Zunächst musterte der Mönch den Novizen geringschätzig von oben bis unten, während sich der Schnee von Faoláns Schuhen auf dem Boden zu kleinen Pfützen wandelte. Dann allerdings nahm das Gesicht des Priors einen vergnügten Ausdruck an. Er wusste, dass der Novize ihn nur auf Anweisung eines anderen Mönches aufsuchen würde und der Grund hierfür konnte nur ein Vergehen sein. Walrams Worte klangen heiter und verlogen zugleich: „Ich freue mich, dich hier zu sehen. Berichte mir sofort was vorgefallen ist, und zwar lückenlos! Wage es nicht, mich zu belügen oder etwas auszulassen. Ich werde es ja doch erfahren.“
Das gehässige Grinsen auf dem frisch rasierten Gesicht des Mannes verriet dessen Vorfreude, Faolán noch einmal zu züchtigen. Walram wurde wie schon damals förmlich zum Wolf, der kurz davor war, seine Beute zu reißen. Um den Prior nicht weiter zu reizen, berichtete Faolán gehorsam was vorgefallen war und das schadenfreudige Lächeln des Priors wurde mit jedem Satz hämischer. Nach dem knappen Bericht schien das breite Grinsen des Mönches wie eingebrannt zu sein. Selbst als er zu sprechen ansetzte, blieben seine Mundwinkel nach oben verzerrt und das Gesicht glich einer diabolischen Fratze.
Doch noch bevor der Prior ein Wort von sich geben konnte, öffnete sich die Tür und schlug krachend gegen die Wand. Erbost drehte sich Walram dem Störenfried zu, um ihn zurechtzuweisen. Als er jedoch sah, wer sich Zutritt verschaffte, blieben ihm die Worte im Halse stecken.
Von wirbelnden Schneeflocken und kaltem Wind umgeben, betrat Bruder Ivo schwer atmend den Raum. Unter Walrams genervtem Blick schloss der Kellermeister die Tür und klopfte anschließend den Schnee von Haupt und Habit. Ivos Gesichtszüge entspannten sich, als er Faolán erblickte und Walrams Mundwinkel sanken zusehends nach unten.

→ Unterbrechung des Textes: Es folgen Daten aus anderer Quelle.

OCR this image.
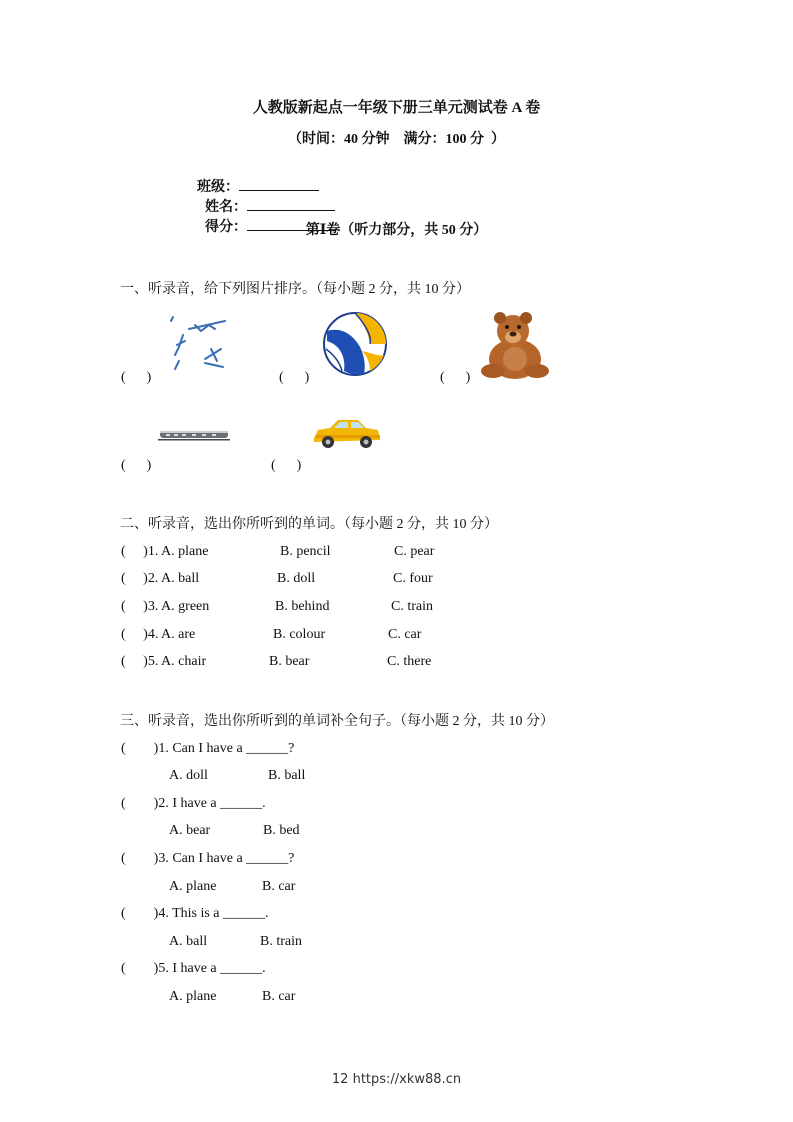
人教版新起点一年级下册三单元测试卷 A 卷
（时间：40 分钟    满分：100 分  ）

班级：
姓名：
得分：	第Ⅰ卷（听力部分，共 50 分）
一、听录音，给下列图片排序。（每小题 2 分，共 10 分）
(      )	(      )	(      )
(      )	(      )
二、听录音，选出你所听到的单词。（每小题 2 分，共 10 分）
(     )1. A. plane	B. pencil	C. pear
(     )2. A. ball	B. doll	C. four
(     )3. A. green	B. behind	C. train
(     )4. A. are	B. colour	C. car
(     )5. A. chair	B. bear	C. there
三、听录音，选出你所听到的单词补全句子。（每小题 2 分，共 10 分）
(        )1. Can I have a ______?
A. doll	B. ball
(        )2. I have a ______.
A. bear	B. bed
(        )3. Can I have a ______?
A. plane	B. car
(        )4. This is a ______.
A. ball	B. train
(        )5. I have a ______.
A. plane	B. car
12 https://xkw88.cn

Verächtlich schaute er auf den Cellerar, als er ihn ansprach. „Was gibt es?“
„Entschuldigt die Störung, ehrwürdiger Prior“, rechtfertigte sich Bruder Ivo in freundlichem Plauderton. „Ich komme auf direkte Anweisung des Abtes.“
Argwöhnisch wanderte Walrams Blick zwischen Ivo und Faolán hin und her. Der Novize spürte regelrecht die Befürchtung des Priors, er könne seine Beute verlieren, bevor er ihr einen einzigen Stockhieb verabreicht hätte. Walram ahnte, dass der Cellerar einzig aus diesem Grund bei ihm erschienen war. Doch so einfach würde er den Novizen nicht aufgeben. Mit einem langen Schritt brachte er sich zwischen Faolán und Bruder Ivo und verlangte eine Erklärung.

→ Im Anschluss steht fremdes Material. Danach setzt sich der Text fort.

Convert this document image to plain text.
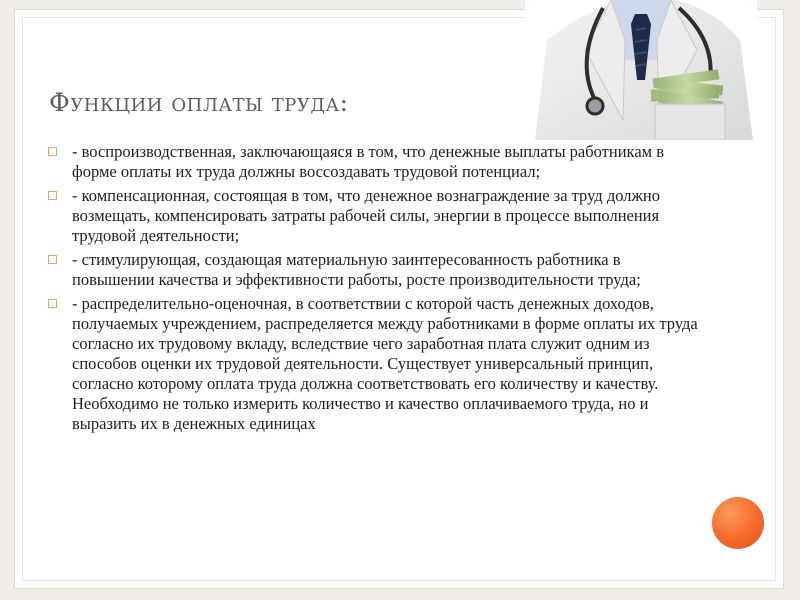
Функции оплаты труда:
- воспроизводственная, заключающаяся в том, что денежные выплаты работникам в форме оплаты их труда должны воссоздавать трудовой потенциал;
- компенсационная, состоящая в том, что денежное вознаграждение за труд должно возмещать, компенсировать затраты рабочей силы, энергии в процессе выполнения трудовой деятельности;
- стимулирующая, создающая материальную заинтересованность работника в повышении качества и эффективности работы, росте производительности труда;
- распределительно-оценочная, в соответствии с которой часть денежных доходов, получаемых учреждением, распределяется между работниками в форме оплаты их труда согласно их трудовому вкладу, вследствие чего заработная плата служит одним из способов оценки их трудовой деятельности. Существует универсальный принцип, согласно которому оплата труда должна соответствовать его количеству и качеству. Необходимо не только измерить количество и качество оплачиваемого труда, но и выразить их в денежных единицах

„Was will der Abt von mir? Weshalb kommt er nicht persönlich, wenn er mich zu sprechen wünscht?“
„Es ist weniger Eure Person, von der er etwas wünscht. Vielmehr erwartet der Abt etwas von mir.“
„Und was habe ich mit Euren Angelegenheiten zu schaffen?“
„Der ehrwürdige Abt und ich sind der Meinung, dass trotz des schlechten Wetters der nächste Markttag zu Neustatt unbedingt genutzt werden muss. Wir benötigen dringend einige Güter, da wir sonst um unser tägliches Mahl fürchten müssen. Einige wichtige Vorräte sind während des Winters aufgebraucht worden.“
„Soll ich Euch etwa auf den Mark begleiten, meinen Segen dazu geben oder was ist Euer Begehr? Kommt endlich zur Sache!“
„Nicht Euch, sondern dem Novizen Faolán gilt mein Interesse. Ich benötige seine unverzichtbare Hilfe, um die Restbestände aufzunehmen und die Fahrt vorzubereiten, wie es seine Pflicht ist.“
Prior Walram hatte es geahnt! Er entblößte seine Zähne wie ein knurrender Hund, seine Worte klangen giftig.

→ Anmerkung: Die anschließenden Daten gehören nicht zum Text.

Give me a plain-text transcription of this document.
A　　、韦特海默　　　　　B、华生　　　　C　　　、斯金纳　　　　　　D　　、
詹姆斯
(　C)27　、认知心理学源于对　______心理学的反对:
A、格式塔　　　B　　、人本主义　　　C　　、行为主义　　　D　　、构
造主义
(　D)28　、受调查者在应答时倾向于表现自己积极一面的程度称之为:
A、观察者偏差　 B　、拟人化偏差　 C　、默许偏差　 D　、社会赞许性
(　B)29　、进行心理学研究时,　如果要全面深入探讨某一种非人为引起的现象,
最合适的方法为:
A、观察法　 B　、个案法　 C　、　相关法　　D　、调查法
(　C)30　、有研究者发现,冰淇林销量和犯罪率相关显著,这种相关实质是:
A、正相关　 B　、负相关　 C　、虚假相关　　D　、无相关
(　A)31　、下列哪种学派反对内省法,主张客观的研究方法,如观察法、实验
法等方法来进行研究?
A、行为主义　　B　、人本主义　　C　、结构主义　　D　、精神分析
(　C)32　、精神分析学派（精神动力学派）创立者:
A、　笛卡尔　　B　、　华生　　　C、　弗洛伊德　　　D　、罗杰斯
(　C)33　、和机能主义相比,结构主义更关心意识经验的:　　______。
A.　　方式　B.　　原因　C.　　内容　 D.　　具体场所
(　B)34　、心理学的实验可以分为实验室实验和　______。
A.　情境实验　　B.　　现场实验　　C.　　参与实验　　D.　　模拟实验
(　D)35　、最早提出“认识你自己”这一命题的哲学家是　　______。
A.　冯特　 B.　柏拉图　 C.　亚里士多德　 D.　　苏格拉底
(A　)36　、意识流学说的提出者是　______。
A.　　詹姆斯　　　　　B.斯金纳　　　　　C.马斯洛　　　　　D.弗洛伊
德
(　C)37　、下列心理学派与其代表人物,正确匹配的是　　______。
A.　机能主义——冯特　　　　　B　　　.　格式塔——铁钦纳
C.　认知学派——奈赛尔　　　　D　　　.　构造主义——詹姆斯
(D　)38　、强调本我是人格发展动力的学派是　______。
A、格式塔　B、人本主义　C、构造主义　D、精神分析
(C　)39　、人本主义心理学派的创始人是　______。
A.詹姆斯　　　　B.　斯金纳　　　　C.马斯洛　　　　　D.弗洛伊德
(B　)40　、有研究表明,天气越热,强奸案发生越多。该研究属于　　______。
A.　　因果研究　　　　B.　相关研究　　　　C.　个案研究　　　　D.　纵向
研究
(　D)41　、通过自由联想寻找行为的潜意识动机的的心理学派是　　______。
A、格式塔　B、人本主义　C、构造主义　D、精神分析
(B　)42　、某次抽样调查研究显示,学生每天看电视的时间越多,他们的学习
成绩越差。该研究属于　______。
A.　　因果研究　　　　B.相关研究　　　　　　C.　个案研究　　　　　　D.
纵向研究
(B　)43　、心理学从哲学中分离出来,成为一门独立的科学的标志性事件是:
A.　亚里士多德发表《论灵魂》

„In diesem Falle, ehrwürdiger Kellermeister, bedaure ich sehr Euch mitteilen zu müssen, dass Euer Gehilfe nicht zur Verfügung steht. Er wurde soeben zu mir geschickt, um eine Strafe zu erhalten. Ihr wisst selbst, wie wichtig die Züchtigung aufsässiger Novizen ist. Nur so werden sie davor bewahrt, falsche Wege einzuschlagen.“
„In gewissem Maße habt Ihr sicherlich Recht, ehrwürdiger Prior. Die Sättigung der Bruderschaft ist aber weitaus wichtiger als eine Züchtigung. Für den Marktgang benötige ich die Hilfe dieses Novizen und zwar sofort. Daher muss Euer Anliegen zurückstehen. Der Abt sieht das genauso. Solltet Ihr mir nicht glauben, so könnt Ihr ihn gerne aufsuchen und Eure Beschwerde vorbringen.“
Mit einem verächtlichen Blick auf den Cellerar antwortete Walram: „Einige unserer Mitglieder könnten eine Fastenzeit gut vertragen. Doch wenn Euch der Marktgang so wichtig ist, so nehmt Euch doch einen anderen Handlanger!“
Bruder Ivo ignorierte die Anspielung auf seine Körperfülle und blieb äußerlich ruhig. „Gerne würde ich Eurem Wunsch entsprechen, doch das ist gänzlich unmöglich. Außer mir kennt sich keiner so gut in den Lagerräumen aus wie Faolán. Ohne ihn ist es ausgeschlossen, den nächsten Marktgang, der bereits in wenigen Tagen stattfinden soll, vorzubereiten. Wie lautet also Eure Entscheidung? Muss ich Abt Degenar um eine zusätzliche Fastenzeit bitten, damit Ihr einen Novizen zurechtweisen könnt?“
Walrams Unterkiefer mahlte unentwegt, während er nach einem weiteren Argument suchte. Die Unverhältnismäßigkeit seines Wunsches lag allerdings klar auf der Hand. Seine Gesichtszüge wurden eisern, als er begriff, dass er keine andere Wahl hatte, als nachzugeben. Dennoch weigerte er sich, den Novizen freizugeben.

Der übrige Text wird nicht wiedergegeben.